Sen. Sheldon Whitehouse, D-R.I., mocked Petersen’s performance when he posted the video of the nominee stumbling over answers as a “MUST WATCH” in a tweet that concluded “he can’t answer a single one. Hoo-boy.”

That tweet got more than 80,000 retweets and 136,000 likes.

In a withdrawal letter, Petersen cited his past experience on the Federal Election Commission and as a chief counsel to a Senate committee, as well as the American Bar Association ranking him unanimously as qualified.

“I had hoped that my nearly two decades of public service might carry more weight than my two worst minutes on television,” Petersen wrote in his withdrawal letter. “However, I am no stranger to political realities, and I do not wish to be a continued distraction from the important work of your Administration and the Senate.”

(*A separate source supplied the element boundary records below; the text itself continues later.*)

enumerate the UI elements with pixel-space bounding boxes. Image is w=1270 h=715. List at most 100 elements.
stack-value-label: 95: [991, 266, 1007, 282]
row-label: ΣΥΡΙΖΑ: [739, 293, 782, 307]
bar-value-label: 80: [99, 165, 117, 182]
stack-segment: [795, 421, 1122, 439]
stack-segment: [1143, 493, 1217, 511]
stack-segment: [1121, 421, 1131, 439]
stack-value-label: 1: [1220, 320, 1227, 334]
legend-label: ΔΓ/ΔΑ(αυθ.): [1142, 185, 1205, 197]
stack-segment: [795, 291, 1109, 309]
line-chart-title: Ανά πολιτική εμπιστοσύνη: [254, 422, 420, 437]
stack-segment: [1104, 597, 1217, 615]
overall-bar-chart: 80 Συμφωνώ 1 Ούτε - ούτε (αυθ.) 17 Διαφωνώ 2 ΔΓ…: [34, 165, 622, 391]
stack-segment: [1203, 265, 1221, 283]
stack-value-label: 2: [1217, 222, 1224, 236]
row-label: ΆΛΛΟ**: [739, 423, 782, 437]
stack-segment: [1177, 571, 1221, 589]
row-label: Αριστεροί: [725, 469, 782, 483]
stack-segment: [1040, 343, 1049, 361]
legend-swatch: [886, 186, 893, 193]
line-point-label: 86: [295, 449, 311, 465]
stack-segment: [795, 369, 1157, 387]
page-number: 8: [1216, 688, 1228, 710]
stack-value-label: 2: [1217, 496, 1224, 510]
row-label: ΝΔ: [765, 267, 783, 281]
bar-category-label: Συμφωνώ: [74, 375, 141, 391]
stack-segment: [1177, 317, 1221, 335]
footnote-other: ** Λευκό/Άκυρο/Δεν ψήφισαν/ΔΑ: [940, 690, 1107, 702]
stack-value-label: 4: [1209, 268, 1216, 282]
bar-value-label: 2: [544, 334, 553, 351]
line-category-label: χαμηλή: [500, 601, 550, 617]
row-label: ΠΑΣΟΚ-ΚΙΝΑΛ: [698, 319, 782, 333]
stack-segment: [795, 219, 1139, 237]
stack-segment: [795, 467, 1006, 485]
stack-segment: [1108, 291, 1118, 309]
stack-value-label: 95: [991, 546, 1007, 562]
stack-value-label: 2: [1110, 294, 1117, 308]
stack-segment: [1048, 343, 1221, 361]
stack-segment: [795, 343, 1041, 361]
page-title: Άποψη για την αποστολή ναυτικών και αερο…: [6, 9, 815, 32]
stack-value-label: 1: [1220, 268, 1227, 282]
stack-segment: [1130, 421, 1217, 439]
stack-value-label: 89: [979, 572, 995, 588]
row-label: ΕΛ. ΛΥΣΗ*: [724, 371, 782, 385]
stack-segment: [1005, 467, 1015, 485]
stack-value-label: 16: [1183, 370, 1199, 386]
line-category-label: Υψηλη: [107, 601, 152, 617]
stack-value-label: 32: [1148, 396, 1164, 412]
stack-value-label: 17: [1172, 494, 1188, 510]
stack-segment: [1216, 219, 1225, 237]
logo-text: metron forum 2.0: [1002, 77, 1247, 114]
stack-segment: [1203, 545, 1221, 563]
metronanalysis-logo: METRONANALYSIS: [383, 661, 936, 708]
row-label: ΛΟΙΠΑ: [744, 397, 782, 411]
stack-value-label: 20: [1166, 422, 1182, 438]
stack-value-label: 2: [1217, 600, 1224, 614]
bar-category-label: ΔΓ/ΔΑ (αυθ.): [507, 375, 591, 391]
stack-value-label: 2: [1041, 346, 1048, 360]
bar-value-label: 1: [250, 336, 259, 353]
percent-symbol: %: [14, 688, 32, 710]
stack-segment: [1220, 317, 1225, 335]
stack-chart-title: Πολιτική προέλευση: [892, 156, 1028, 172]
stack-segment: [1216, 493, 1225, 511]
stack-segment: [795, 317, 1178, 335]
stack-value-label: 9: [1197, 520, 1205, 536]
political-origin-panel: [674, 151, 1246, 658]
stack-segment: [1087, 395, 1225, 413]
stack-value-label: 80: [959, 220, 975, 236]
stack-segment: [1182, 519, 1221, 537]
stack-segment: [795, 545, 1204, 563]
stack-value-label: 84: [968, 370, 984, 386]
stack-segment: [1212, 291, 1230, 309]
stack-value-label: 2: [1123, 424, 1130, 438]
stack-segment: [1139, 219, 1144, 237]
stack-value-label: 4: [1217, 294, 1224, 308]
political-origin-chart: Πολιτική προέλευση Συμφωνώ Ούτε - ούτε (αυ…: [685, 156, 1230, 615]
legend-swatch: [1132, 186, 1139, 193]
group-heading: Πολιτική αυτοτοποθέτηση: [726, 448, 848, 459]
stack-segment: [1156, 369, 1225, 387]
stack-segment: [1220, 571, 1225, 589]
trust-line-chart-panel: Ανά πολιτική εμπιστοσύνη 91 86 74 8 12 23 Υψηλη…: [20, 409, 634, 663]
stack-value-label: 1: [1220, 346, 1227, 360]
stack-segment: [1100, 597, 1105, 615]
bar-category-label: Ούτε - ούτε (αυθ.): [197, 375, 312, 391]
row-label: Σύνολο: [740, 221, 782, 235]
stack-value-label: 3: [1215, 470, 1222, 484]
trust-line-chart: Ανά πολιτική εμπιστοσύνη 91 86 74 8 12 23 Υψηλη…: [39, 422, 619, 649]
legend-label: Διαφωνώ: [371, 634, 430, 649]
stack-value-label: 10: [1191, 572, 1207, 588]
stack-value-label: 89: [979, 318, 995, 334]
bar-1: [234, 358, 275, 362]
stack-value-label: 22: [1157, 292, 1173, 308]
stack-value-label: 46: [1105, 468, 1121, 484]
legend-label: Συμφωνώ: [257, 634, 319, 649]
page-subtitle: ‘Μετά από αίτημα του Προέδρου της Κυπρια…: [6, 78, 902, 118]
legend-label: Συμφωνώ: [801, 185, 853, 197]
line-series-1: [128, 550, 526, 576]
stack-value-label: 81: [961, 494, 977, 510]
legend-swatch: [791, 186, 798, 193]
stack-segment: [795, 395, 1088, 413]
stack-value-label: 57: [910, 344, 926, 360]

Petersen is the third judicial appointee from President Donald Trump to be tripped up by the confirmation process. 

Last week, Brett Talley, a nominee to be a district judge in Alabama offered to withdraw his nomination. 

Talley had become one of the most controversial judicial nominees for several reasons. He received a unanimous “not qualified” rating from the American Bar Association, had no trial experience, wrote a number of controversial blog posts and is just 36 years old. Talley was also criticized because he had failed to disclose a potential conflict of interest because his wife works in the White House.

Talley's withdrawal came one day after Senate Judiciary Chairman Charles E. Grassley, R-Iowa, revealed he had told the White House to reconsider the nominations of Talley for the Middle District of Alabama and another judicial nominee, Jeff Mateer, for the Eastern District of Texas.

The online magazine Slate dug through posts Talley made on the University of Alabama fan message board TideFans.com — but had not disclosed to the committee — and reported that he aired opinions on controversial topics such as race and abortion. In one post, he defended the early Klu Klux Klan.

The Judiciary committee had already advanced Talley’s nomination on a party-line 11-9 vote to the Senate floor.

A spokesman for Grassley said that revelations of Talley’s statements surfaced only after he was reported out of the Judiciary Committee on Nov. 9.

Mateer’s nomination paperwork has not yet been received by the committee, and no further action is scheduled, the committee spokesman said.